For a kick off there was the book blurb, which didn’t grab me. A contemporary female author writing as if inside the head of a second world war Lancaster bomber tail-gunner is no mean feat but it doesn’t particularly excite my interest. If Day hadn’t won the Costa Book of the Year Award in 2007 I wouldn’t have got past the jacket.
And then there’s the stream of consciousness-type writing. Maybe I’ve been scarred by too much James Joyce too young but internal dialogue can come across as little more than an extended ramble. Call me a Philistine but I like my authors to filter out the detritus that goes through people’s brains not bottle it for general consumption.
But the great thing about reading award winners is that I get pushed kicking and screaming out of my comfort zone.

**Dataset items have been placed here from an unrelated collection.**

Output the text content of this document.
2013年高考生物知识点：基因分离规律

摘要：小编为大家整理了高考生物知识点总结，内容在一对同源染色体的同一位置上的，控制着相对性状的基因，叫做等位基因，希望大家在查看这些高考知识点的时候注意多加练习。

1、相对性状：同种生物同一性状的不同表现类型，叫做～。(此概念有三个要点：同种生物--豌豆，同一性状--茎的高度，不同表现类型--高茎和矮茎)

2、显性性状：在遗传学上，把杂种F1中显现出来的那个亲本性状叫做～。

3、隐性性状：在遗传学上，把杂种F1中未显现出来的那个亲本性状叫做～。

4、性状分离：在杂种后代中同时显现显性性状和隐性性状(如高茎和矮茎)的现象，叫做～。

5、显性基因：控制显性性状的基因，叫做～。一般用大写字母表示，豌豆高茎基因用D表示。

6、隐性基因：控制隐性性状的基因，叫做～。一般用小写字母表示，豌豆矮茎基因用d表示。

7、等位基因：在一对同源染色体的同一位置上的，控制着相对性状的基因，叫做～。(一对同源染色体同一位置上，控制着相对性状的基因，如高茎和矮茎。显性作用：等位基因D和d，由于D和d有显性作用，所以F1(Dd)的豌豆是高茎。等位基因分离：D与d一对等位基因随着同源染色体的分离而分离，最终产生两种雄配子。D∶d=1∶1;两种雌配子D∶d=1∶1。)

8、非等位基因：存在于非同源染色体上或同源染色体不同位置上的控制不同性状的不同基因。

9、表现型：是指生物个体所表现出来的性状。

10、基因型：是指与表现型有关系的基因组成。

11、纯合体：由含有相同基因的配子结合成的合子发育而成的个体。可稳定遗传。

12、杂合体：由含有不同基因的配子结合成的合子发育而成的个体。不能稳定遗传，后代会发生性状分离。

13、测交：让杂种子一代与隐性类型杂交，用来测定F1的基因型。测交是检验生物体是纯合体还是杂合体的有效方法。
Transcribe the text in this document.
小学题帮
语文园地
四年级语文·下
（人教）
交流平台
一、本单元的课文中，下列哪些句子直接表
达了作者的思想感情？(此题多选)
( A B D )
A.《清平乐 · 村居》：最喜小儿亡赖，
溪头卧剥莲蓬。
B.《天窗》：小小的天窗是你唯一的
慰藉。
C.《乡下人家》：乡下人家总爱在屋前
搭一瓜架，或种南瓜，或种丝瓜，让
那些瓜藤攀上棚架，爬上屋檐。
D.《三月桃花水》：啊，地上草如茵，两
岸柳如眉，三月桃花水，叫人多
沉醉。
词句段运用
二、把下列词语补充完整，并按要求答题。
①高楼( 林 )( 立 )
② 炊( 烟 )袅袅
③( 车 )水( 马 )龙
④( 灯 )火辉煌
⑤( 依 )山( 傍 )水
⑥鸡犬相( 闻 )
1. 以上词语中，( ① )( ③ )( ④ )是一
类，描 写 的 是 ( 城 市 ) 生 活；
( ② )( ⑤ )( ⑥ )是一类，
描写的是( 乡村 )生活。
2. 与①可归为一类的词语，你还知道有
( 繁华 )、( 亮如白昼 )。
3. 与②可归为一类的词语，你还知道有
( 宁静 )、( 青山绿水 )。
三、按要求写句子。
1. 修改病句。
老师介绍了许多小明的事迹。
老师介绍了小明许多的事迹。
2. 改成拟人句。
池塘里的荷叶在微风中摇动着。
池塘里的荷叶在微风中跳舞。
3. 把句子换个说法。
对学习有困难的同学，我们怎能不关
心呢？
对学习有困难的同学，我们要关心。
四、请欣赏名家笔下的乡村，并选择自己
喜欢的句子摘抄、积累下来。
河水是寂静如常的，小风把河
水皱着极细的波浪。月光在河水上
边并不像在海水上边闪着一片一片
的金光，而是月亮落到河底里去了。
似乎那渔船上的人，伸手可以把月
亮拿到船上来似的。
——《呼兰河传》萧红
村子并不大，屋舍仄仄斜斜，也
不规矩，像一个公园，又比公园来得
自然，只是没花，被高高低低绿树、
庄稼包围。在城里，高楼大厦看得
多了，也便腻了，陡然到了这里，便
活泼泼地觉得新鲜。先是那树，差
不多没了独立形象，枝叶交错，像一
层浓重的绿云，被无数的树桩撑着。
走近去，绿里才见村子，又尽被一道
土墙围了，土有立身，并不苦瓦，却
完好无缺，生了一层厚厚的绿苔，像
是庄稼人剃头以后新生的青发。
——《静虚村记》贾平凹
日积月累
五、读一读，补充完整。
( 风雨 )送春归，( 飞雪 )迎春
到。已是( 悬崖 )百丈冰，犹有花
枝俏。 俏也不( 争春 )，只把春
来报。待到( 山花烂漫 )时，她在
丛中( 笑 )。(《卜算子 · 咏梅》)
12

Ditching the kindle, I reached for my paperback copy of Day and clutched at the chapter structure like the proverbial drowning man at a straw. And bit by bit I began to tune into the rhythm of the voice, the rhythm of the story; the oscillation of both between internal and external, between then and now.
‘Then’ is 1939. Arthur Day volunteers to serve in the RAF as soon as he’s sixteen, before he’s conscripted into the army (rings true, that, because my maternal uncle did the same) and is subjected to all the joys and horrors of the sixth-month old war. And there are joys – learning the gun drill (“it felt like choosing, like being free”), being part of his team, falling in love with Joyce during an air-raid – and there are (obviously) horrors – the death of a friend (“what you remember is the smell of him, hot and something filthy about it”), the bombing of Hamburg (‘we burned the sky open today and now death will come in’), his team’s last, doomed mission (our fault, this – we burned up the sky and now it’s come for us’).
‘Now’ is Arthur in 1949, leaving his friend, Ivor, in London to return to Germany, to the very camp where he was held prisoner during the war, to be an extra (a prisoner of war) in a WWII film. A situation likely to unsettle the most stable of minds and Arthur, by his own admission, is ‘not that sane any more.’
There is a seam of bleakness running through the book, for sure. ‘However skilled you are at tucking what you care about away, however low you lie, however trained and fine you make yourself, it doesn’t matter – you are a small, soft thing and the world is full of fire and hardness and if you are scared, alert, distracted, bored with your job, the bullet hits you all the same.’ But for all that, or perhaps because of it, it is strangely life-affirming. Alfred has, after all, survived, however damaged: he has found friendship with Ivor and love with Joyce, however ‘complicated’ the relationships. And the final line of the book sees Arthur imagining a sort of happiness for himself, albeit unable to articulate that happiness (‘you will feel like laughing’).
Day isn’t easy reading but I’m so glad I persevered because by the end I couldn’t put it down. It more than repaid the early effort.